On Amendment No. 152, which concerns private finance initiatives, our position is as follows. PFI schemes are and will continue to be an essential part of the building programme for the NHS. We intend to ensure that sponsors and funders of PFI schemes are left in no worse a position as a result of the introduction of the Bill and the establishment of NHS foundation trusts. Foundation trusts will continue to be able to access the PFI process to finance major capital investments, subject to similar terms and oversight as apply under the current arrangements.

To achieve that, we propose that in future the Department of Health-approved NHS foundation trust PFI schemes can, if necessary, be guaranteed by the Secretary of State. The Secretary of State would be able to undertake a "deed of safeguard", accepting the obligation to pay sums due under the PFI contract if they were not paid by the NHS foundation trust. He could also enter into an agreement with the NHS foundation trust. Such an agreement would give the Secretary of State the ability to reclaim from the foundation trust any moneys that he had had to pay as a result of the non-performance by the foundation trust of its contractual obligations. The same agreement would also make clear that performance of the PFI contract on a day-to-day basis was a matter for the NHS foundation trust.
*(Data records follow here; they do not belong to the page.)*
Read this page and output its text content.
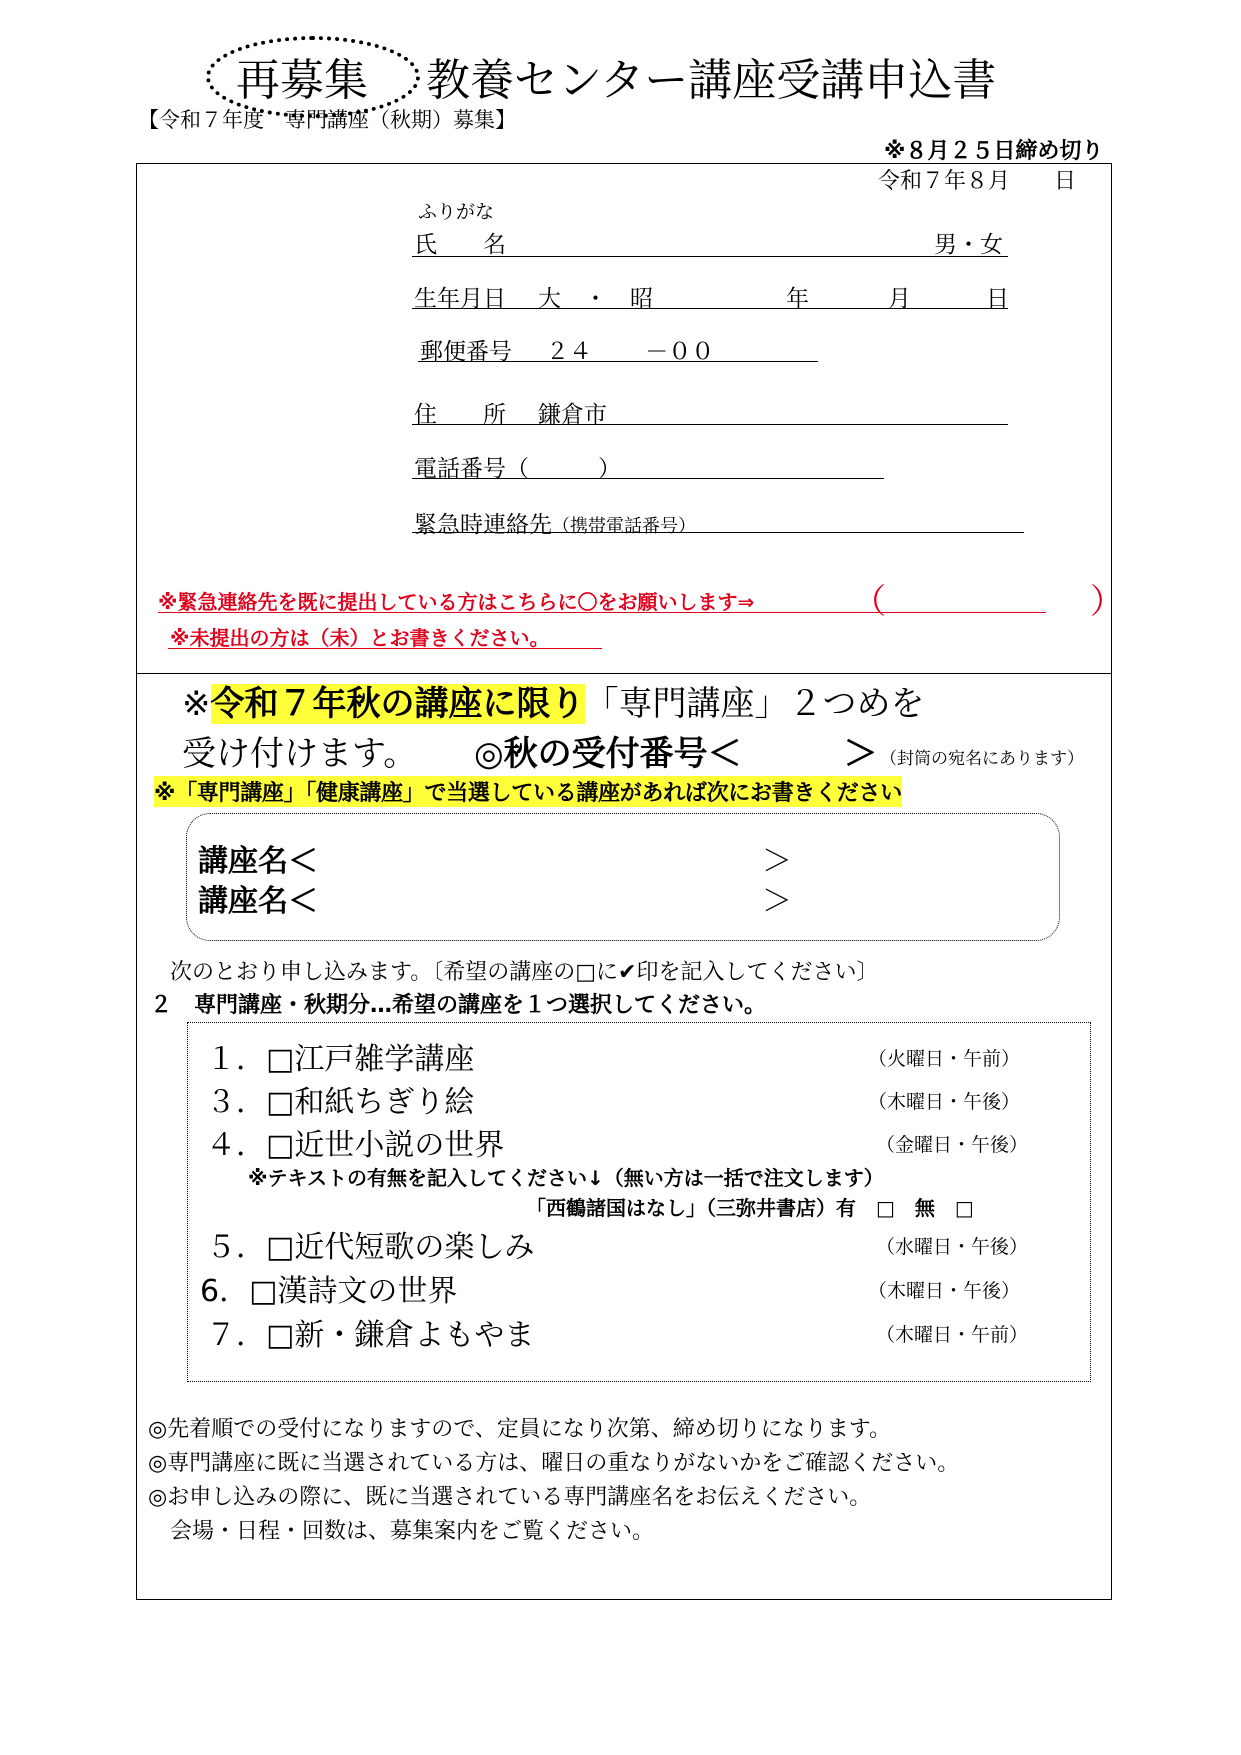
再募集 教養センター講座受講申込書
【令和７年度　専門講座（秋期）募集】
※８月２５日締め切り
令和７年８月　　日
ふりがな
氏　　名	男・女
生年月日 大　・　昭	年	月	日
郵便番号 ２４　　 －００
住　　所 鎌倉市
電話番号（　　　）
緊急時連絡先（携帯電話番号）
※緊急連絡先を既に提出している方はこちらに〇をお願いします⇒	（　　　　　　）
※未提出の方は（未）とお書きください。
※令和７年秋の講座に限り「専門講座」２つめを
受け付けます。 ◎秋の受付番号＜　　　＞ （封筒の宛名にあります）
※「専門講座」「健康講座」で当選している講座があれば次にお書きください
講座名＜	＞
講座名＜	＞
次のとおり申し込みます。〔希望の講座の□に✔印を記入してください〕
２　専門講座・秋期分…希望の講座を１つ選択してください。
１．□江戸雑学講座	（火曜日・午前）
３．□和紙ちぎり絵	（木曜日・午後）
４．□近世小説の世界	（金曜日・午後）
※テキストの有無を記入してください↓（無い方は一括で注文します）
「西鶴諸国はなし」（三弥井書店）有　□　無　□
５．□近代短歌の楽しみ	（水曜日・午後）
6．□漢詩文の世界	（木曜日・午後）
７．□新・鎌倉よもやま	（木曜日・午前）
◎先着順での受付になりますので、定員になり次第、締め切りになります。
◎専門講座に既に当選されている方は、曜日の重なりがないかをご確認ください。
◎お申し込みの際に、既に当選されている専門講座名をお伝えください。
　会場・日程・回数は、募集案内をご覧ください。
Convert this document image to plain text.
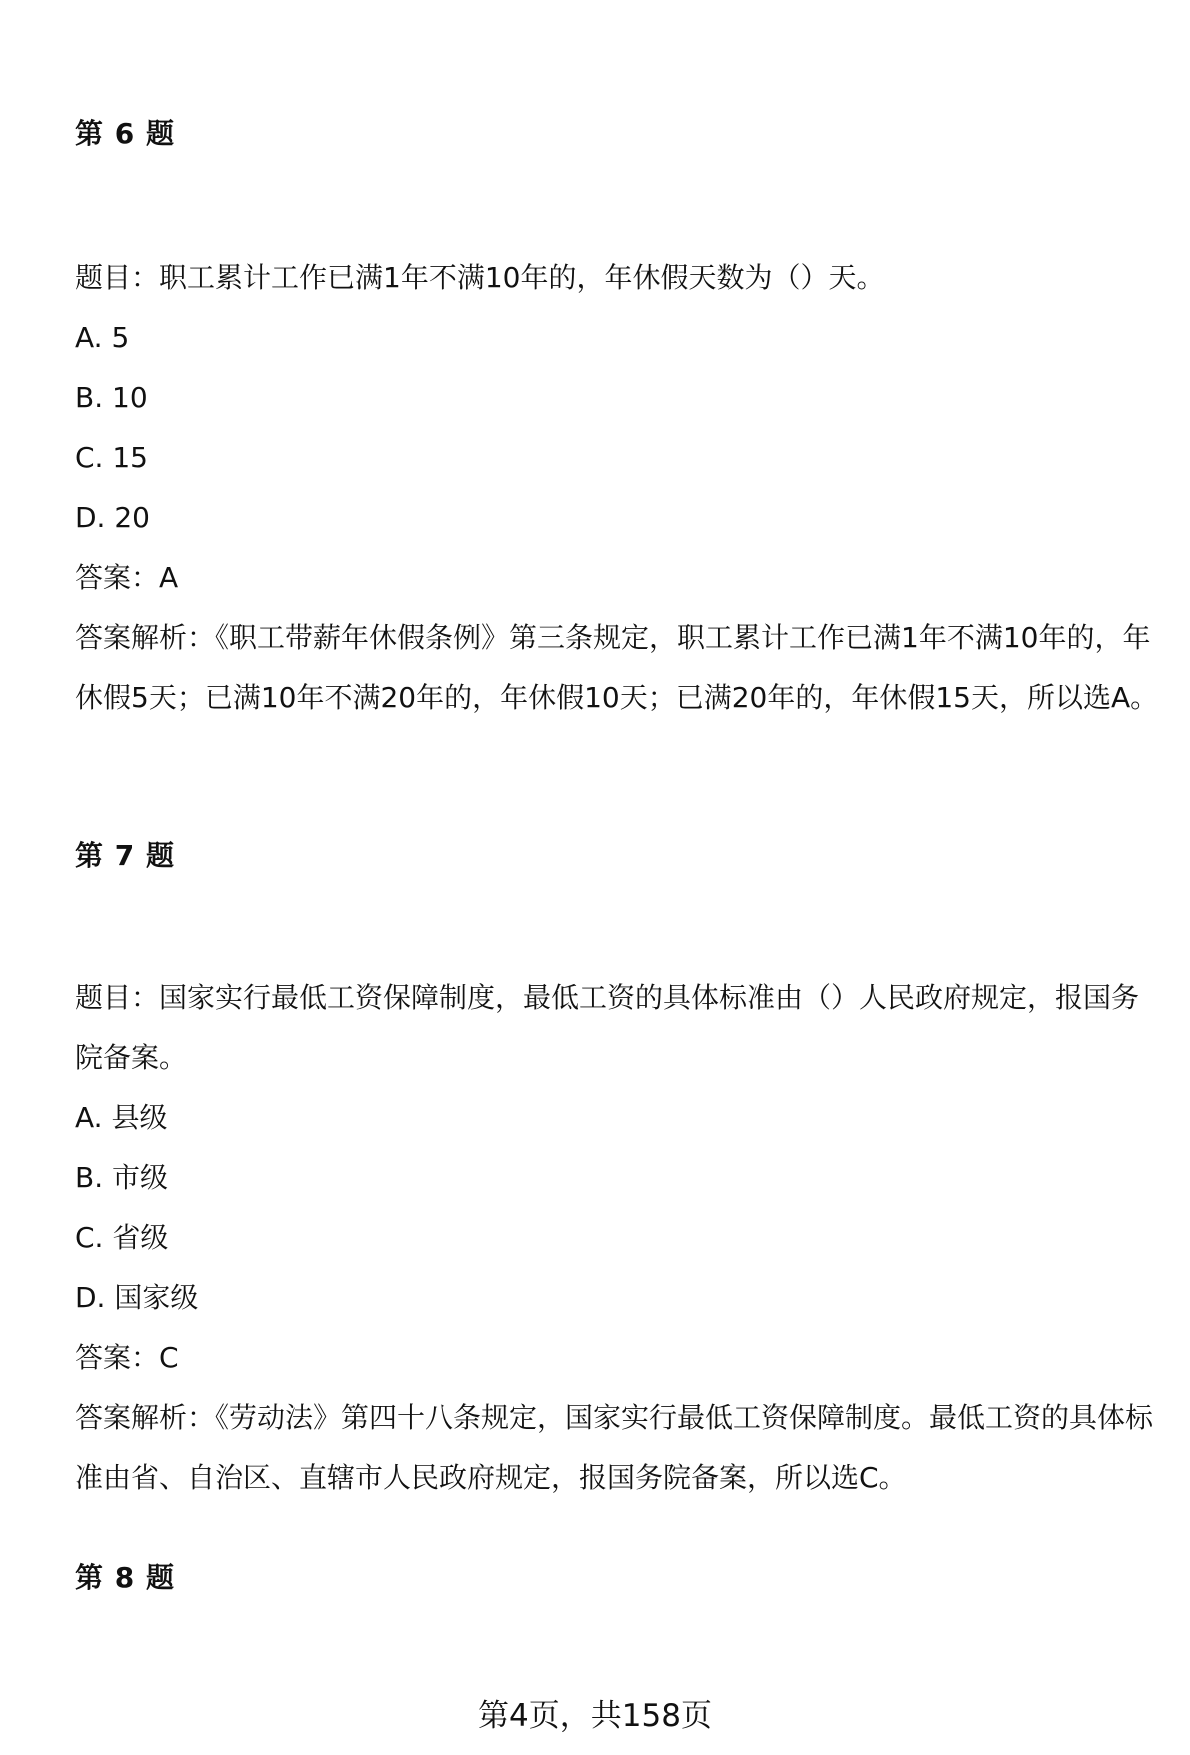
第 6 题
题目：职工累计工作已满1年不满10年的，年休假天数为（）天。
A. 5
B. 10
C. 15
D. 20
答案：A
答案解析：《职工带薪年休假条例》第三条规定，职工累计工作已满1年不满10年的，年休假5天；已满10年不满20年的，年休假10天；已满20年的，年休假15天，所以选A。
第 7 题
题目：国家实行最低工资保障制度，最低工资的具体标准由（）人民政府规定，报国务院备案。
A. 县级
B. 市级
C. 省级
D. 国家级
答案：C
答案解析：《劳动法》第四十八条规定，国家实行最低工资保障制度。最低工资的具体标准由省、自治区、直辖市人民政府规定，报国务院备案，所以选C。
第 8 题
第4页，共158页
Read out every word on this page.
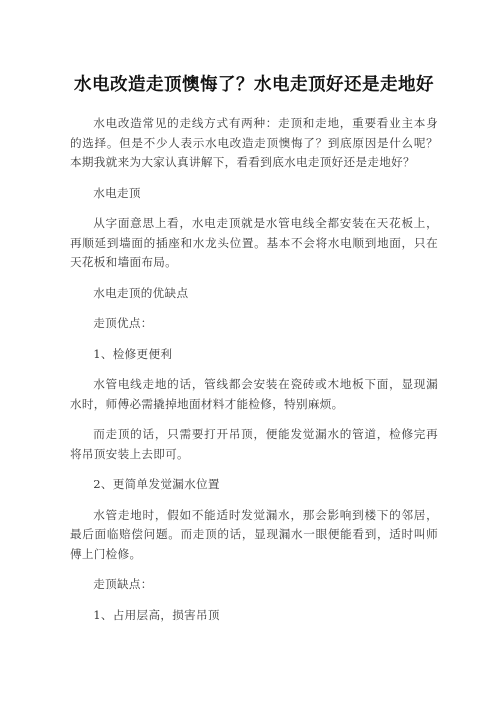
水电改造走顶懊悔了？水电走顶好还是走地好

水电改造常见的走线方式有两种：走顶和走地，重要看业主本身的选择。但是不少人表示水电改造走顶懊悔了？到底原因是什么呢？本期我就来为大家认真讲解下，看看到底水电走顶好还是走地好？

水电走顶

从字面意思上看，水电走顶就是水管电线全都安装在天花板上，再顺延到墙面的插座和水龙头位置。基本不会将水电顺到地面，只在天花板和墙面布局。

水电走顶的优缺点

走顶优点：

1、检修更便利

水管电线走地的话，管线都会安装在瓷砖或木地板下面，显现漏水时，师傅必需撬掉地面材料才能检修，特别麻烦。

而走顶的话，只需要打开吊顶，便能发觉漏水的管道，检修完再将吊顶安装上去即可。

2、更简单发觉漏水位置

水管走地时，假如不能适时发觉漏水，那会影响到楼下的邻居，最后面临赔偿问题。而走顶的话，显现漏水一眼便能看到，适时叫师傅上门检修。

走顶缺点：

1、占用层高，损害吊顶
The Secretary of State already has the legal powers necessary to allow him to guarantee PFI deals entered into by foundation trusts. However, parliamentary convention requires that any ongoing government expenditure should have express legislative cover. The Bill was therefore amended in the other place to provide the required legal cover, should it be needed. The amendment would remove that provision and is therefore inappropriate.

Amendment No. 153 concerns the Secretary of State providing foundation trust information to Parliament. We have always made clear that the additional freedoms that come with NHS foundation trust status will be balanced by appropriate safeguards to ensure the public benefit and protect NHS services. That is why we have provided for each NHS foundation trust to make its accounts available to the public and the National Audit Office and to lay the accounts before Parliament.

The Bill therefore already provides more than adequate provision for public and parliamentary scrutiny of the financial arrangements for foundation trusts. The requirement for the Secretary of State to prepare additional financial accounts for presentation to Parliament is an unnecessary burden. Any necessary information will be provided through individual foundation trust accounts presented to Parliament.

I have tried to deal with the points in a policy context. The noble Baroness asked many detailed questions. I shall read Hansard very carefully and I promise to write to her if I have failed to deal with any aspects or details in my response.